Par-delà une question purement sportive, il en va aussi de la survie des clubs français, dont les budgets dépendent pour moitié des revenus liés aux transferts. L’économie du football français étant déjà fragilisée par les conséquences de la crise de la Covid-19 ainsi que par la crise créée par Mediapro, qui avaient acheté les droits de diffusion de la Ligue 1 pour une somme colossale, avant d’annoncer que le groupe ne pourrait honorer ses engagements. La crise devrait s’aggraver alors que Canal + semble décidé à obtenir les droits de la Ligue 1 à prix cassé.
Vers un nouveau modèle de financement transnational ?

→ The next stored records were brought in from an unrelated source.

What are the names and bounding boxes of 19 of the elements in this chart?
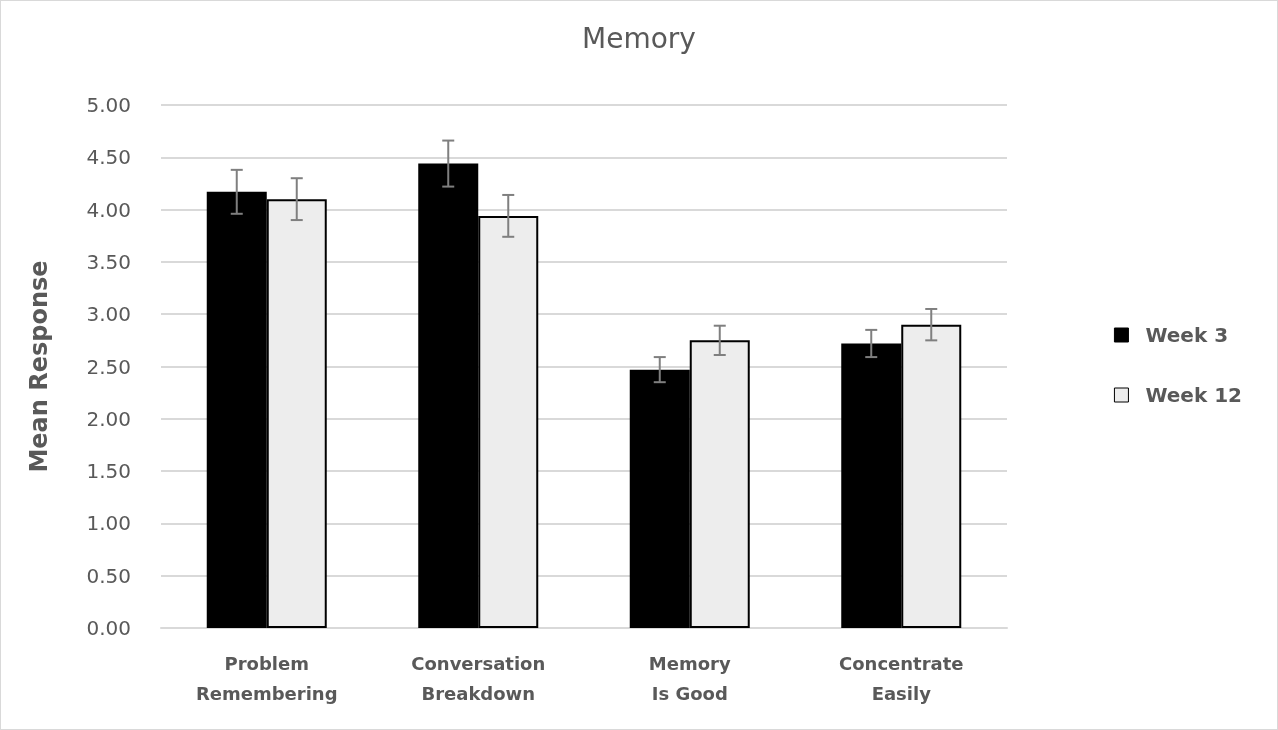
y-tick-label: 3.00 — [86, 302, 131, 327]
y-tick-label: 4.50 — [86, 145, 131, 170]
chart-title: Memory — [582, 21, 696, 55]
y-axis-title: Mean Response — [25, 260, 53, 473]
legend-label: Week 3 — [1145, 323, 1229, 347]
y-tick-label: 3.50 — [86, 249, 131, 274]
y-tick-label: 2.50 — [86, 354, 131, 379]
y-tick-label: 0.00 — [86, 616, 131, 640]
y-tick-label: 1.50 — [86, 459, 131, 484]
y-tick-label: 4.00 — [86, 197, 131, 222]
y-tick-label: 2.00 — [86, 406, 131, 431]
y-tick-label: 1.00 — [86, 511, 131, 536]
y-tick-label: 5.00 — [86, 93, 131, 117]
x-tick-label: Problem Remembering — [195, 652, 338, 704]
x-tick-label: Concentrate Easily — [838, 652, 964, 704]
y-tick-label: 0.50 — [86, 563, 131, 588]
x-tick-label: Memory Is Good — [648, 652, 731, 704]
legend-label: Week 12 — [1145, 383, 1243, 407]
x-tick-label: Conversation Breakdown — [411, 652, 546, 704]
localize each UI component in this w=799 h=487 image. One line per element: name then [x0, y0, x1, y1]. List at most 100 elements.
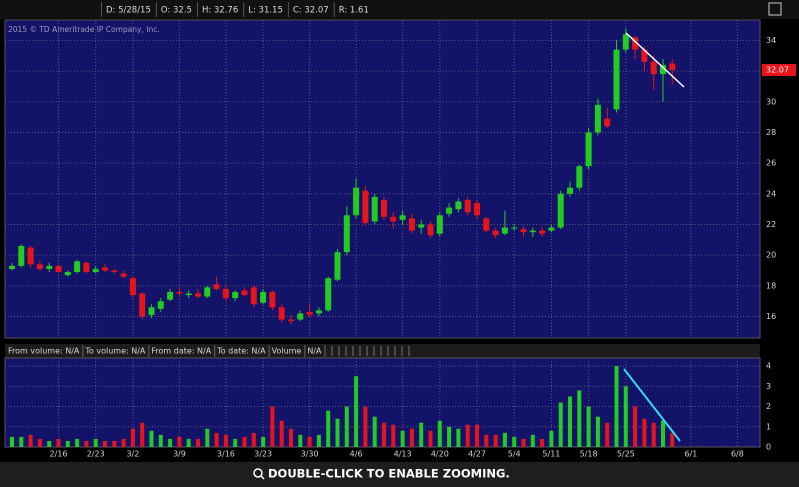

La donne est donc claire : le projet de la Premier League et des autres ligues anglaises est de se refermer sur elles-mêmes pour que le football anglais soit plus victorieux. En somme, on reviendrait à l’organisation professionnelle du football de la fin des années 1980. Ainsi, à la fondation de la Premier League en 1992, 70 % des effectifs étaient composés de joueurs anglais, contre à peine 30 % aujourd’hui. Les nouvelles mesures tendent à rééquilibrer la donne pour que les futurs talents anglais que sont Jadon Sancho, Jack Grealish ou encore Mason Mount puissent mener l’Angleterre au sommet du football international.
Certains clubs ont toutefois peut-être trouvé la parade pour toujours avoir la main sur les meilleurs talents internationaux. Comme Manchester City qui a racheté en septembre, via la société City Football Group, le club de Troyes (l’ESTAC), pour garder ainsi un lien privilégié avec le premier vivier européen de joueurs (1.027 footballeurs français évoluent à l’étranger en 2020). 2
En France comme au Royaume-Uni, ces réformes devraient donc creuser l’écart entre les clubs les plus riches et les plus pauvres. Les premiers ont les revenus sportifs et extrasportifs et la surface économique globale qui leur permettront de tourner ces nouvelles règles à leur avantage. Les autres subiront sans doute une compétition encore plus féroce. Dans tous les cas, rien ne garantit que le berceau du football redevienne la première puissance du ballon rond sur tous les terrains.